Sales force integration was notoriously difficult and would lead to unnecessary
complications which should not be the concern at the point.
 Huge gap in compensation of top performers and average performers. Mynor observe
seemingly large differences between sales compensation plans at lux software and arc which
can be a huge challenge. Mynor talked with Esteves who gave him important facts of top
guns and accelerators which arck systems did not follow and Brian felt top performers were
paid a lot more than average performers even without the accelerators.
 The system of “accelerators” overcompensated the first percentile where productivity did
not match the commission.

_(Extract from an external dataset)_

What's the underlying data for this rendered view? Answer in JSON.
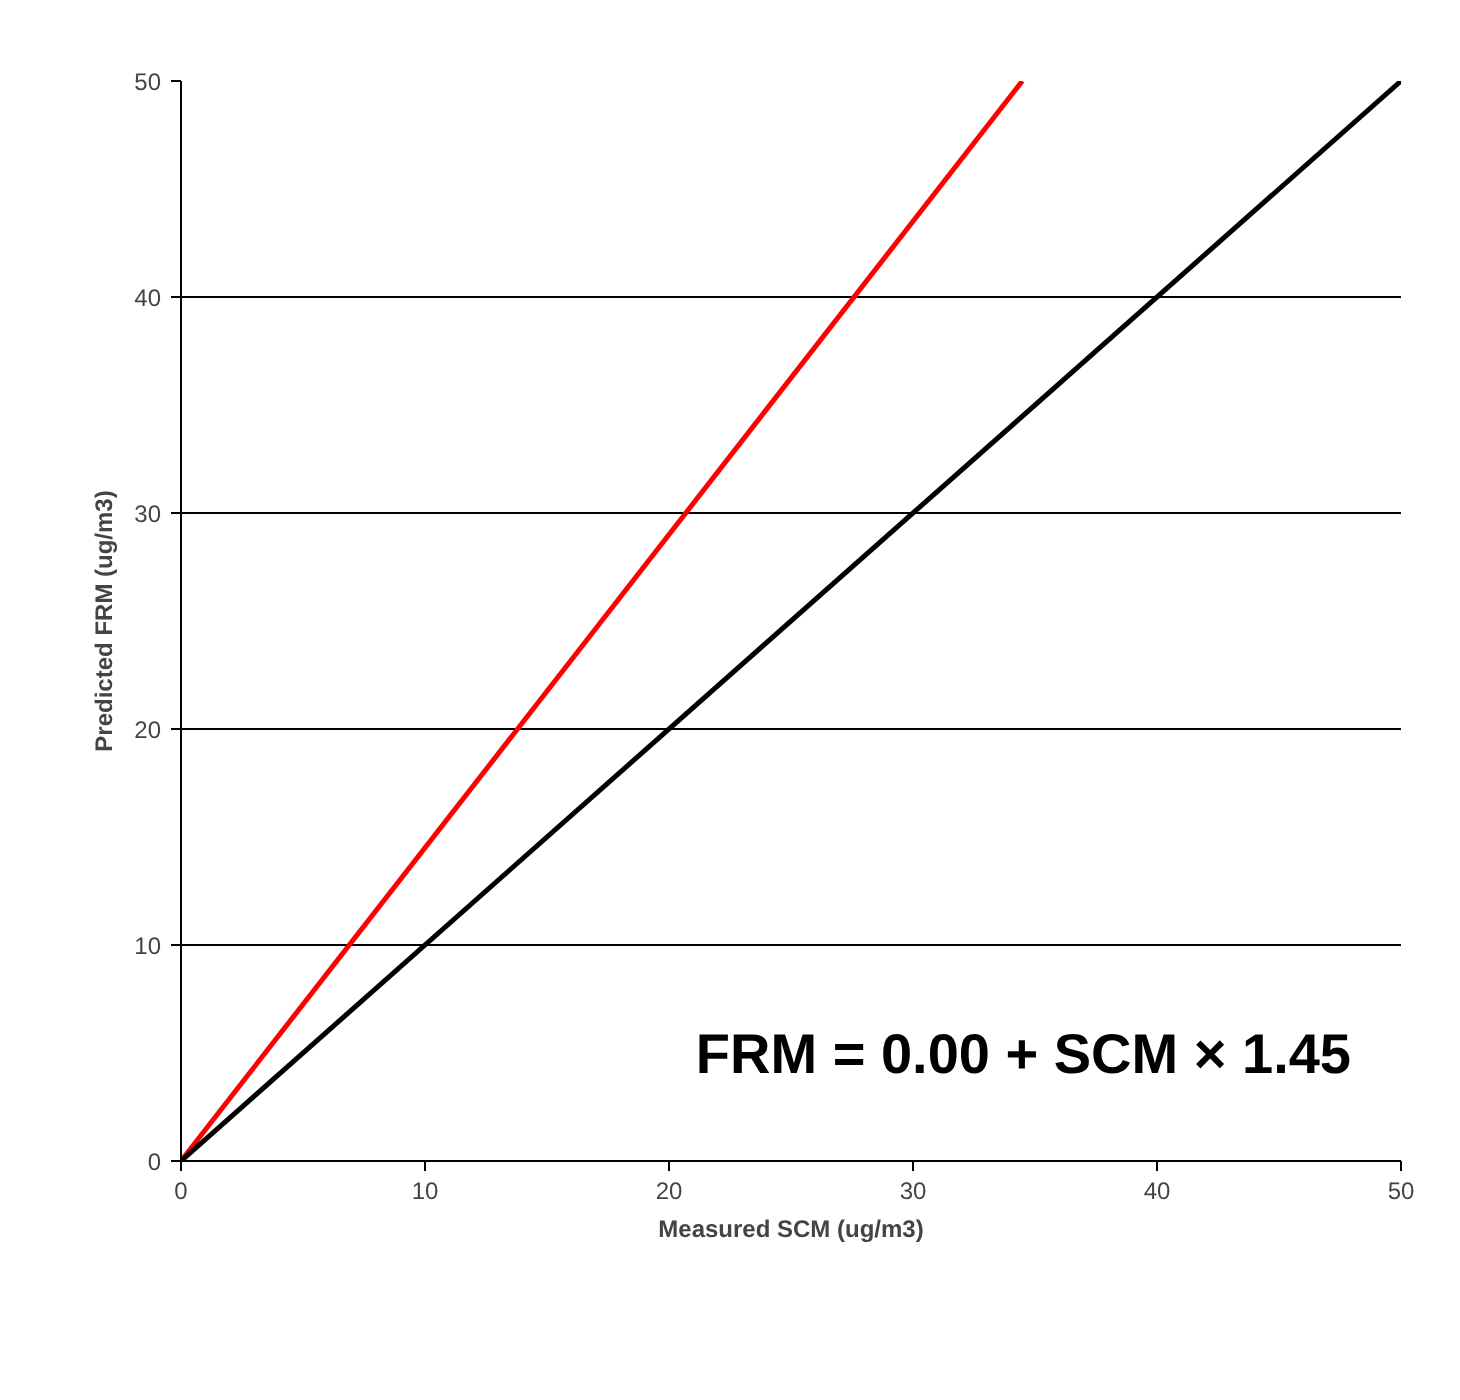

Salespeople in the first percentile in terms of pay made more
than the average salesperson at lux software but were only about 14 times as productive in
terms of sales.

Slide 6

Recommendations

 Motivating average salesperson rather than giving more focus on top performers. Both Lux
Software and Arck Systems appreciated salespeople in the top 10% and conducted special
events for them. Instead, they could formulate a strategy where they could set the top 10%
of employee as benchmark and thereby motivating the 90% of the salespeople.
 Trial target could be set to the performers whose pay did not match their performance.
Salespeople in the first percentile in terms of pay made 30 times more than the average
salesperson at lux software but were only about 14 times as productive in terms of sales. So,
their target could be increased so that their productivity is increased matching their high
compensation. If they really met the target being productive in the stipulated time, they
could be retained with the same compensation. But paying some many times more than
their performance is not advisable.
 Retain the people who actually showed performance worth their compensation. Arck should
retain all those key salespeople whose performance actually matches the compensation
he/she is receiving despite being a top performer or an average performance. Company
should not incur more cost in order to retain a person who is actually not showing results
matching his pay.
 Gradual eradication of accelerators system and increase in base pay and commission. As
accelerators are more cost consuming, they should be slowly removed once the merger is
slowly being acquainted in the business environment and merger acquires stability. It is
observed that the base pay and base commission is lesser in lux software, eradicating the
accelerator system they can increase the base pay and base commission.